Athens Protocol Addresses Visual Morbidity in Severe Keratoconus
Keratoconus can be a visually debilitating disease, especially when it reaches moderate to advanced stages in young adults. The Athens protocol—CXL combined with excimer laser partial PRK—can provide reliable rehabilitation in these patients, stabilizing vision and strengthening the biomechanical qualities of the thinned cornea.
AT A GLANCE
- The Athens protocol can provide reliable rehabilitation in patients with moderate to severe keratoconus, stabilizing vision and strengthening the biomechanical qualities of the thinned cornea.
- The latest iteration of the Athens protocol includes cyclorotation compensation for topography-guided partial PRK as a first step.
- This approach has been a stable, predictable tool for addressing severe visual morbidity associated with moderate to advanced keratoconus in young adults in Southern Europe.
In a large comparative case series, my colleagues and I have shown that same-session partial topography-guided PRK with CXL is more effective than sequential PRK after earlier CXL. The refractive effects of the combined, same-day treatment have been impressive: Most patients obtained a CDVA of 20/40.1,2
This Athens protocol3 has evolved over time to include sequential same-session excimer laser epithelial debridement (50 μm), partial topography-guided excimer laser stromal ablation, and high-fluence (6 mW/cm2) UV-A accelerated (15 minute) CXL.
The latest iteration of the Athens protocol now includes cyclorotation compensation for topography-guided partial PRK as the first step for these highly irregular corneas. Next, a 50-μm PTK is performed for epithelial removal, and then mitomycin C (MMC) 0.02% is applied for 30 seconds to complete the protocol (Figure 1).

DESIGNING THE ABLATION PATTERN
The most challenging part of the Athens protocol is designing the excimer laser ablation pattern. As this is not a refractive procedure, the priority is maximal normalization of the irregular anterior corneal surface caused by the thinned cornea.4 Therefore, the aim of the design is dual: (1) to reduce the large curvature of the cone area and (2) to attempt to relocate this steeper area to a more central location by steepening the flattened central cornea next to the cone.

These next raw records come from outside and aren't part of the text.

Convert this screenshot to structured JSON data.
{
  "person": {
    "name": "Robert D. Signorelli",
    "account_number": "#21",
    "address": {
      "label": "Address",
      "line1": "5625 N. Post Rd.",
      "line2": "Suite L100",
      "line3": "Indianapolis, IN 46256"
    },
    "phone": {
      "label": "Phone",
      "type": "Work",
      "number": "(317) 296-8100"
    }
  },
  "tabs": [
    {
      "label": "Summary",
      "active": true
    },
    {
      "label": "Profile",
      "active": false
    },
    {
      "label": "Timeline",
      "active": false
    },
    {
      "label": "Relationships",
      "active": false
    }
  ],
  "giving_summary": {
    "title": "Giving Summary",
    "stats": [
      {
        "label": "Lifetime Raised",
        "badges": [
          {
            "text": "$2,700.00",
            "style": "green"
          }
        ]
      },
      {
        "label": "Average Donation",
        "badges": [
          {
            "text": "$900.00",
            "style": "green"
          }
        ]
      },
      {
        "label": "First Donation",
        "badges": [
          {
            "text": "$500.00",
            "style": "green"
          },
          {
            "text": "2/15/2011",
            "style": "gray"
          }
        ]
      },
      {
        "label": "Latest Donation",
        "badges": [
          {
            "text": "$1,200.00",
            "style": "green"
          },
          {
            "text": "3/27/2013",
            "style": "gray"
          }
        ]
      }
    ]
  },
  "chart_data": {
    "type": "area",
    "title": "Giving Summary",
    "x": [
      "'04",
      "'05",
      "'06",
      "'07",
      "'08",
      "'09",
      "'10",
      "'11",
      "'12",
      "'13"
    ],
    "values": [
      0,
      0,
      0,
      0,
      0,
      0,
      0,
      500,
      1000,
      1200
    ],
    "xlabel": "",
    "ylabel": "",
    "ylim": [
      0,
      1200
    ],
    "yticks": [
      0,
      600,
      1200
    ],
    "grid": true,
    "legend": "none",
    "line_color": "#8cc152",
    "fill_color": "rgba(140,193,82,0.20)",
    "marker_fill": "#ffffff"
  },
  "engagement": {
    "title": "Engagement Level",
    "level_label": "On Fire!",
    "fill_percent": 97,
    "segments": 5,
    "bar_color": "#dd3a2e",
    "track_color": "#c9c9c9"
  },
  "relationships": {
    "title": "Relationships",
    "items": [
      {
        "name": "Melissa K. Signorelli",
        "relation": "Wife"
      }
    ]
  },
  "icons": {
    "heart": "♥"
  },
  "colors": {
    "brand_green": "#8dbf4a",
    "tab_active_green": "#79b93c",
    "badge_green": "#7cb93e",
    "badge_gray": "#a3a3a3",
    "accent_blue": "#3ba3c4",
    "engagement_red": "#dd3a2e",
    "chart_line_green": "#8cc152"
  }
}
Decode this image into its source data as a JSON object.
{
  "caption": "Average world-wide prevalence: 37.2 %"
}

In the planned ablation pattern in Figure 2A and the preoperative curvature data for the eye being treated in Figure 2B, the key distinct areas of this specific ablation pattern include the paracentral cone location (lower left), corresponding to the myopic ablation component.

The hyperopic ablation component (top right) corresponds to the antipode of the cone. The purpose of this second, hyperopic component is to create an artificial elevation gradient diagonal to the cone’s location.
Combining these two keratomileusis patterns, one hyperopic and one myopic, results in a dramatic reduction in corneal asymmetry, correlating clinically with a marked improvement in CDVA postoperatively.
CONCLUSION
Of course, this complex treatment may not be necessary in patients who can tolerate rigid gas permeable or scleral contact lenses. In our hands, however, it has proven to be the most stable, predictable tool for addressing severe visual morbidity associated with moderate to advanced keratoconus in young adults in Southern Europe.
We have reported and extensively published our early results,1 our late stability and visual rehabilitation results, and our results in pediatric patients, with only rare complications in 7- and 10-year follow-up.5 The fact that Athens protocol–type procedures have become the treatment of choice globally serves to further validate our findings.